This man is likely to get a long jail sentence for this alleged pedophile activity with boys and teens.
The case is similar to the case of Frank Houston, the founder of Hillsong, who was guilty of child sex crimes from at least 1960, possibly as early as the 1930s, until his death in 2004.
Frank Houston was a Salvation Army captain in the 1940s and got kicked out of the Salvation Army, probably for child sex offences.
The difference between the cases is that while Brian Houston, the current head pastor of Hillsong, hid and sheltered his pedophile father William Francis “Frank” Houston from the NSW Police for five years from when he confessed in 1999, until his death November 2004, William Edward Steele is going before the Courts.

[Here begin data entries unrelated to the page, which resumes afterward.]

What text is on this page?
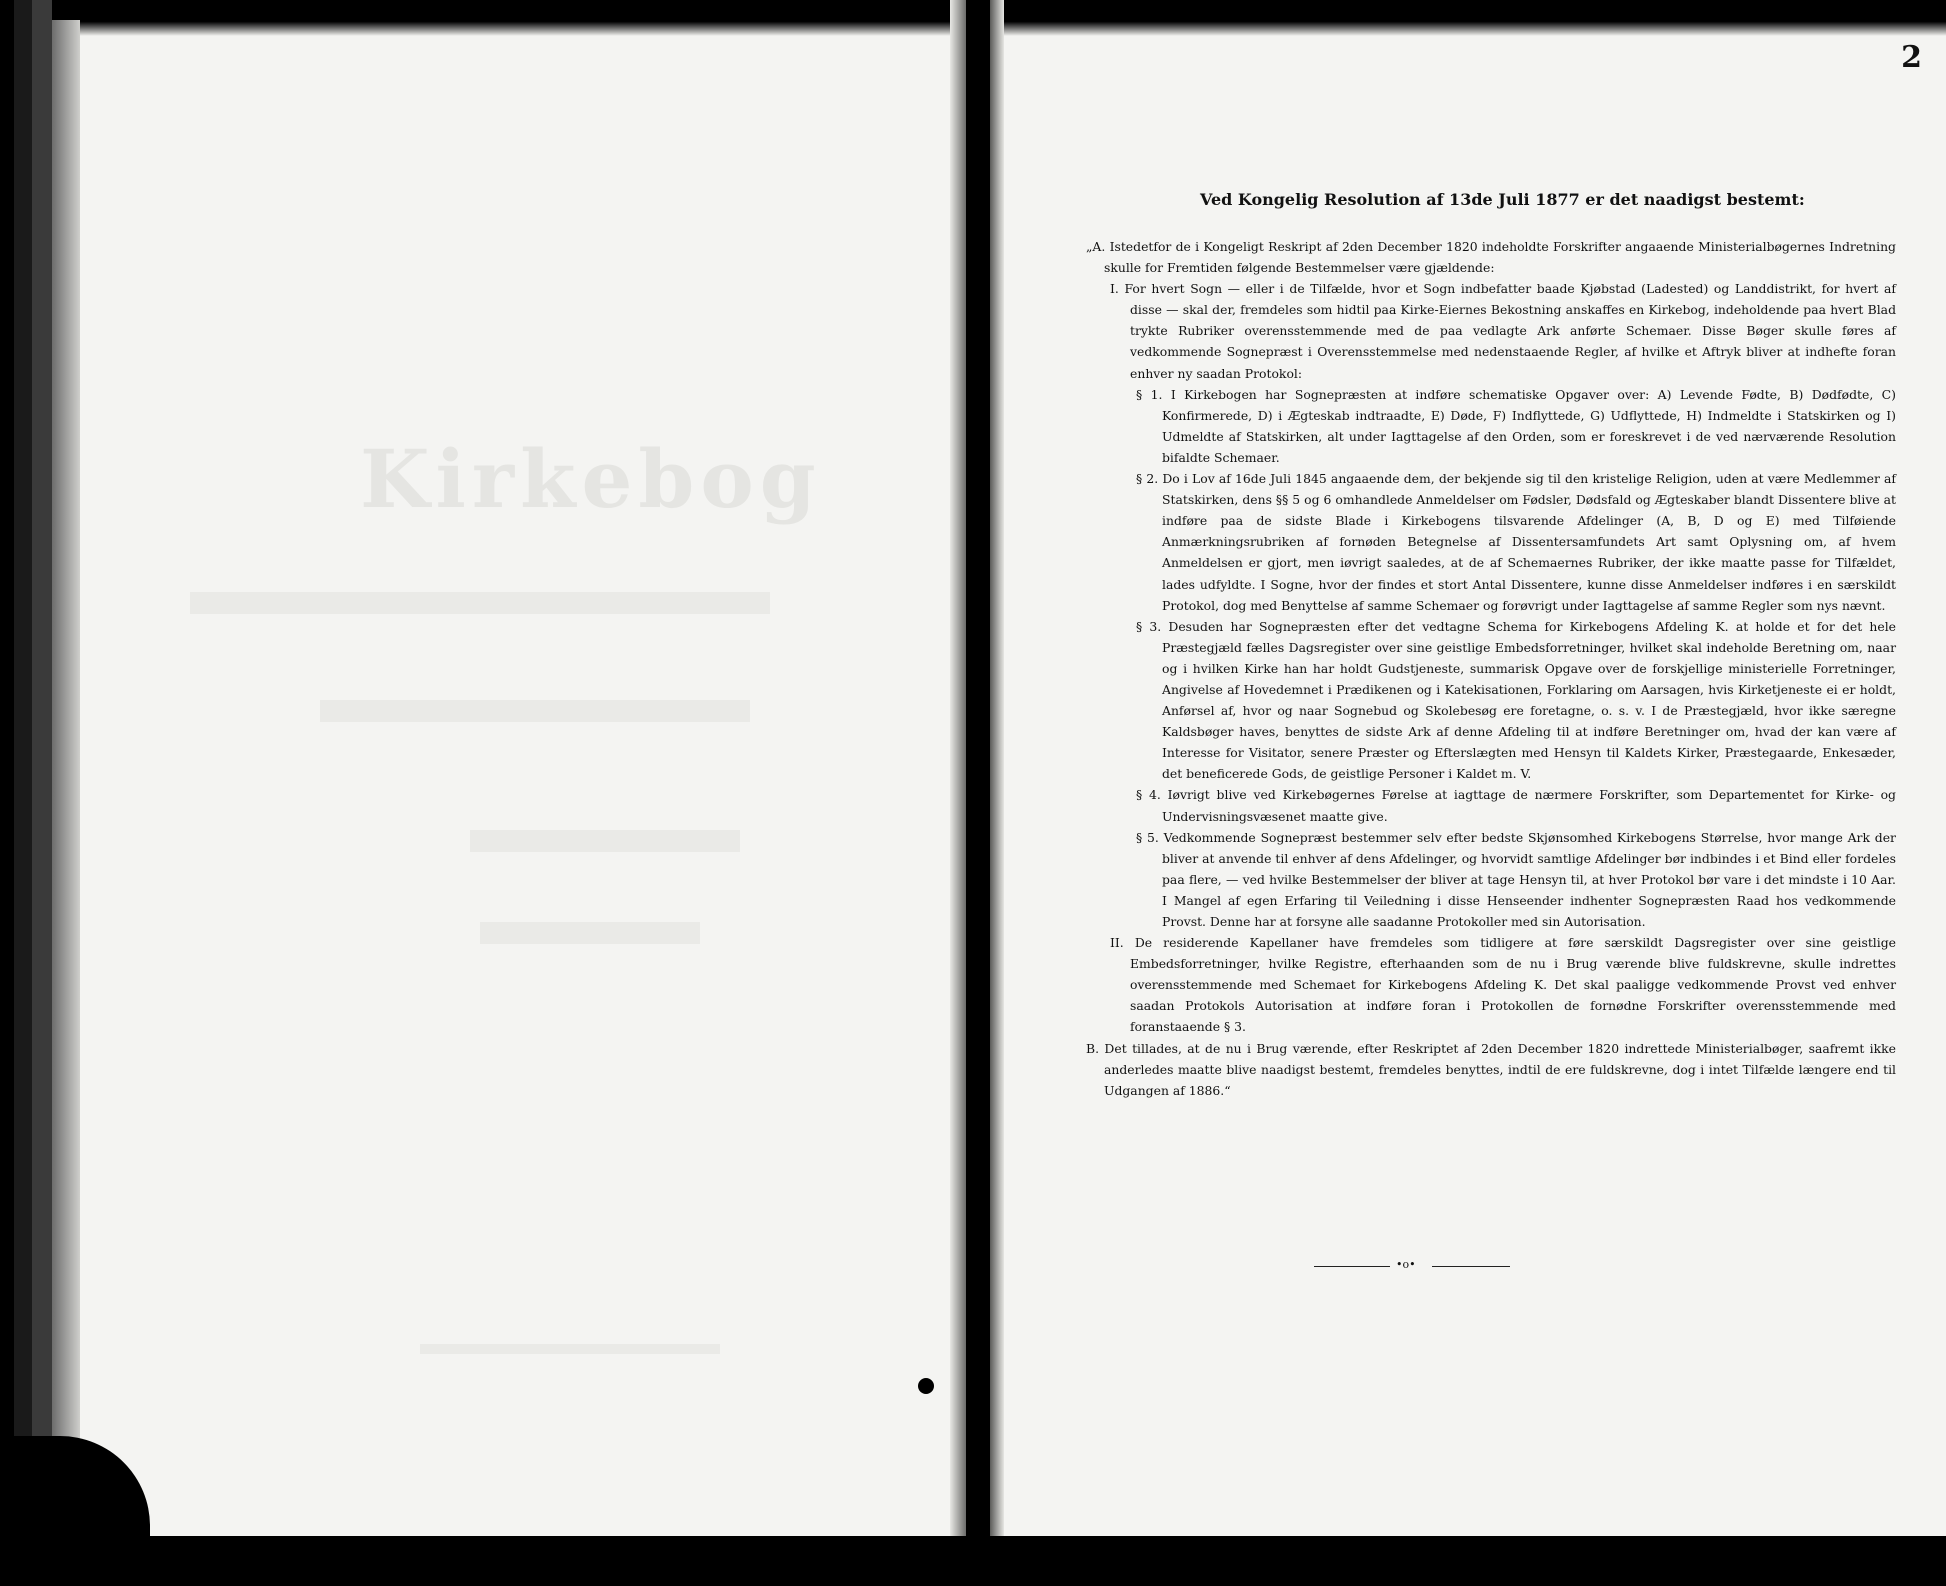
Kirkebog
2
Ved Kongelig Resolution af 13de Juli 1877 er det naadigst bestemt:

„A. Istedetfor de i Kongeligt Reskript af 2den December 1820 indeholdte Forskrifter angaaende Ministerialbøgernes Indretning skulle for Fremtiden følgende Bestemmelser være gjældende:

I. For hvert Sogn — eller i de Tilfælde, hvor et Sogn indbefatter baade Kjøbstad (Ladested) og Landdistrikt, for hvert af disse — skal der, fremdeles som hidtil paa Kirke-Eiernes Bekostning anskaffes en Kirkebog, indeholdende paa hvert Blad trykte Rubriker overensstemmende med de paa vedlagte Ark anførte Schemaer. Disse Bøger skulle føres af vedkommende Sognepræst i Overensstemmelse med nedenstaaende Regler, af hvilke et Aftryk bliver at indhefte foran enhver ny saadan Protokol:

§ 1. I Kirkebogen har Sognepræsten at indføre schematiske Opgaver over: A) Levende Fødte, B) Dødfødte, C) Konfirmerede, D) i Ægteskab indtraadte, E) Døde, F) Indflyttede, G) Udflyttede, H) Indmeldte i Statskirken og I) Udmeldte af Statskirken, alt under Iagttagelse af den Orden, som er foreskrevet i de ved nærværende Resolution bifaldte Schemaer.

§ 2. Do i Lov af 16de Juli 1845 angaaende dem, der bekjende sig til den kristelige Religion, uden at være Medlemmer af Statskirken, dens §§ 5 og 6 omhandlede Anmeldelser om Fødsler, Dødsfald og Ægteskaber blandt Dissentere blive at indføre paa de sidste Blade i Kirkebogens tilsvarende Afdelinger (A, B, D og E) med Tilføiende Anmærkningsrubriken af fornøden Betegnelse af Dissentersamfundets Art samt Oplysning om, af hvem Anmeldelsen er gjort, men iøvrigt saaledes, at de af Schemaernes Rubriker, der ikke maatte passe for Tilfældet, lades udfyldte. I Sogne, hvor der findes et stort Antal Dissentere, kunne disse Anmeldelser indføres i en særskildt Protokol, dog med Benyttelse af samme Schemaer og forøvrigt under Iagttagelse af samme Regler som nys nævnt.

§ 3. Desuden har Sognepræsten efter det vedtagne Schema for Kirkebogens Afdeling K. at holde et for det hele Præstegjæld fælles Dagsregister over sine geistlige Embedsforretninger, hvilket skal indeholde Beretning om, naar og i hvilken Kirke han har holdt Gudstjeneste, summarisk Opgave over de forskjellige ministerielle Forretninger, Angivelse af Hovedemnet i Prædikenen og i Katekisationen, Forklaring om Aarsagen, hvis Kirketjeneste ei er holdt, Anførsel af, hvor og naar Sognebud og Skolebesøg ere foretagne, o. s. v. I de Præstegjæld, hvor ikke særegne Kaldsbøger haves, benyttes de sidste Ark af denne Afdeling til at indføre Beretninger om, hvad der kan være af Interesse for Visitator, senere Præster og Efterslægten med Hensyn til Kaldets Kirker, Præstegaarde, Enkesæder, det beneficerede Gods, de geistlige Personer i Kaldet m. V.

§ 4. Iøvrigt blive ved Kirkebøgernes Førelse at iagttage de nærmere Forskrifter, som Departementet for Kirke- og Undervisningsvæsenet maatte give.

§ 5. Vedkommende Sognepræst bestemmer selv efter bedste Skjønsomhed Kirkebogens Størrelse, hvor mange Ark der bliver at anvende til enhver af dens Afdelinger, og hvorvidt samtlige Afdelinger bør indbindes i et Bind eller fordeles paa flere, — ved hvilke Bestemmelser der bliver at tage Hensyn til, at hver Protokol bør vare i det mindste i 10 Aar. I Mangel af egen Erfaring til Veiledning i disse Henseender indhenter Sognepræsten Raad hos vedkommende Provst. Denne har at forsyne alle saadanne Protokoller med sin Autorisation.

II. De residerende Kapellaner have fremdeles som tidligere at føre særskildt Dagsregister over sine geistlige Embedsforretninger, hvilke Registre, efterhaanden som de nu i Brug værende blive fuldskrevne, skulle indrettes overensstemmende med Schemaet for Kirkebogens Afdeling K. Det skal paaligge vedkommende Provst ved enhver saadan Protokols Autorisation at indføre foran i Protokollen de fornødne Forskrifter overensstemmende med foranstaaende § 3.

B. Det tillades, at de nu i Brug værende, efter Reskriptet af 2den December 1820 indrettede Ministerialbøger, saafremt ikke anderledes maatte blive naadigst bestemt, fremdeles benyttes, indtil de ere fuldskrevne, dog i intet Tilfælde længere end til Udgangen af 1886.“

•o•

The likely sentence for Mr Steele is 7 to 12 years jail.
If Frank Houston has been handed over to the NSW police by his son Brian Houston, he would have died in jail.
ABC News Australia
Former Salvation Army church member faces trial accused of child sex offences
18 April 2017
“A former Salvation Army church member on trial for alleged child sex offences dating back more than 50 years hid an underlying sexual desire towards boys, a Perth court has been told.

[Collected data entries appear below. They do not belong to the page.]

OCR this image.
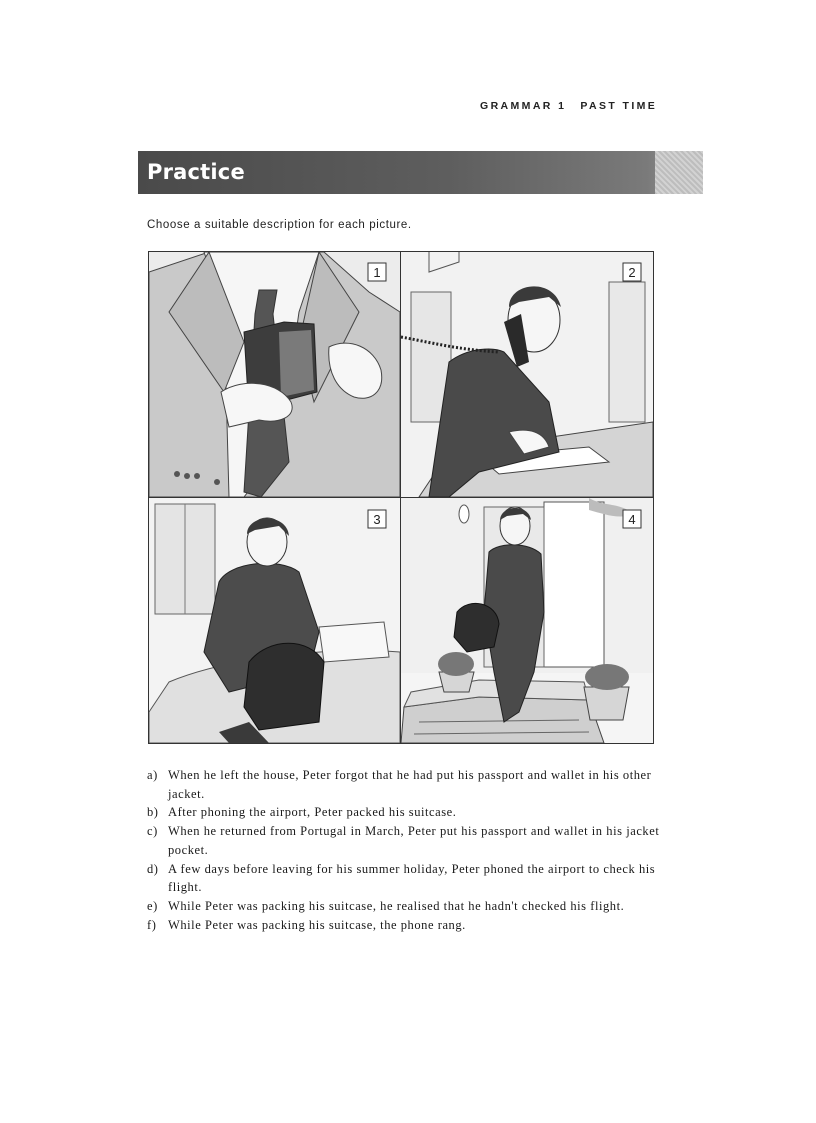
GRAMMAR 1 PAST TIME
Practice
Choose a suitable description for each picture.
1	2
3	4
a) When he left the house, Peter forgot that he had put his passport and wallet in his other jacket.
b) After phoning the airport, Peter packed his suitcase.
c) When he returned from Portugal in March, Peter put his passport and wallet in his jacket pocket.
d) A few days before leaving for his summer holiday, Peter phoned the airport to check his flight.
e) While Peter was packing his suitcase, he realised that he hadn't checked his flight.
f) While Peter was packing his suitcase, the phone rang.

William Edwin Steele, 73, is accused of indecently assaulting five boys aged between 11 and 18 over a period of 26 years, between 1963 and 1989.

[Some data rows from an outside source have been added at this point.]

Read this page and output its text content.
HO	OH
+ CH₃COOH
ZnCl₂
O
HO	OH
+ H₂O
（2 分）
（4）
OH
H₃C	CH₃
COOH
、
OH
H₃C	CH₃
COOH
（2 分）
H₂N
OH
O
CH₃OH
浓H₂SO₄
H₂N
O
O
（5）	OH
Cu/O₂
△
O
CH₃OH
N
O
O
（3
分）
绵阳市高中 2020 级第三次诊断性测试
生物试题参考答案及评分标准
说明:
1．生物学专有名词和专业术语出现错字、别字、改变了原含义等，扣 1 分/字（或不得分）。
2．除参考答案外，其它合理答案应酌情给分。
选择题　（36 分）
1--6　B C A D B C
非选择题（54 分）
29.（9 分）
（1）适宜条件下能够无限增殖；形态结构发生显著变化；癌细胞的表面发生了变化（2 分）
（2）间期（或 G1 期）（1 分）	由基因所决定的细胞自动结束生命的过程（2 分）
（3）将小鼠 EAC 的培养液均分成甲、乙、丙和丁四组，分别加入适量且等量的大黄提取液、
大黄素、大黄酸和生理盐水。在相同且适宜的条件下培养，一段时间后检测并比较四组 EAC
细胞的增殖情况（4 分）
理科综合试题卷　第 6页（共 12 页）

The offences are alleged to have happened at various places in Perth, including the back of the Salvation Army church in Subiaco and a fruit and vegetable market where he worked as the general manager.
Steele, who has a wife and four children, is alleged to have committed the first offence a year before he got married.
In his opening statement, prosecutor Craig Astill told the jury Steele hid an underlying sexual desire towards teenage boys.
Mr Astill said although some of the alleged victims were at the age of consent, “none of the conduct was consensual or sought after”.
However, defence lawyer Tom Percy said his client was still “happily married” and emphatically denied any of the offences occurred.
He told the jury the fact that none of the alleged victims made a complaint at the time “casts enormous doubt” over the allegations, and said they could not be proven by the prosecution due to a lack of evidence.
“All these allegations have the hallmarks of extreme improbability,” Mr Percy said.
“There is no objective proof and no eyewitnesses.”
All five alleged victims are due to give evidence.
The trial is set down for two weeks.”